Former President Trump slammed the proposed Equality Act during a speech at the Conservative Political Action Conference (CPAC) Feb. 28, saying its requirement that men who identify as women be allowed to participate in women’s sports would destroy female athletic competition.
“Young girls and women are incensed that they are now being forced to compete against those who are biological males,” Trump said. “It’s not good for women, it’s not good for women’s sports, which worked so long and so hard to get where they are.”
“The records that stood for years, even decades, are now being smashed with ease,” he said. “If this is not changed women’s sports as we know it will die.” For years in weightlifting, “every ounce is like a big deal for many years,” Trump said. “All of a sudden somebody comes along and beats it by 100 pounds.”
The Trump administration took a stand against the principles articulated in the Bostock decision days before it was handed down.

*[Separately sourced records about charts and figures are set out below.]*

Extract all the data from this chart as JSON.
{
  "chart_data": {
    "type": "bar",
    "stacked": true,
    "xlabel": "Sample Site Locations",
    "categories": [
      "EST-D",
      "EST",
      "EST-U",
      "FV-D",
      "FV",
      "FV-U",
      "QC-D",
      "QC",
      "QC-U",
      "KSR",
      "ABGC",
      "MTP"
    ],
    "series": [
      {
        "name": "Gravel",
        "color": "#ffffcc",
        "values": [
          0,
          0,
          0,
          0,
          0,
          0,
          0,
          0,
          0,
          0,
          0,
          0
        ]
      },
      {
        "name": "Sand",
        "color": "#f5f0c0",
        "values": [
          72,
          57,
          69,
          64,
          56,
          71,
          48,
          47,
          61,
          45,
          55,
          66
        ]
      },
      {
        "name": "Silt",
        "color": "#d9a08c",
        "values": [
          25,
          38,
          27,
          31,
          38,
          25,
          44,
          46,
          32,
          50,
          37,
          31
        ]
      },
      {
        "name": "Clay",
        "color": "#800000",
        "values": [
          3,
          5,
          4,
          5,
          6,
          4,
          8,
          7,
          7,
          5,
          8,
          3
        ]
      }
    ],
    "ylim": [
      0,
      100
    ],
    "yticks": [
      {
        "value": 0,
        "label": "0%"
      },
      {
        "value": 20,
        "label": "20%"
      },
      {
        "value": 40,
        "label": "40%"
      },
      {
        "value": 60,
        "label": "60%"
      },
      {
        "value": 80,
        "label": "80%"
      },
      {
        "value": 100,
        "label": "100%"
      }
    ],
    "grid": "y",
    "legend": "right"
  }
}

In an effort to protect religious freedoms, in June 2020 Trump’s Department of Health and Human Services (HHS) finalized a rule that followed federal court rulings finding the Obama administration overreached when it issued a rule prohibiting discrimination in health care and health insurance on the basis of patients’ “internal sense of gender.”
The rule dealt with Section 1557 of the Affordable Care Act, which made it unlawful to discriminate on the basis of “race, color, national origin, sex, age, or disability in certain health programs and activities.”
Biden is widely expected to reverse the rule.
Several Democratic state attorneys general sued Trump’s HHS to block the rule in a legal action filed July 20, 2020, claiming it “arbitrarily and unlawfully strips health care rights statutorily guaranteed by Section 1557 from transgender people, women and other individuals seeking reproductive health care or with pregnancy-related conditions, LEP [i.e., limited English proficiency] individuals, individuals with disabilities, and other individuals experiencing discrimination.”
HHS asked federal district Judge Alvin Hellerstein of New York to stay the proceedings to give the department time to review the case in light of Biden’s executive actions. The litigants consented and the lawsuit will be held in abeyance until May 14.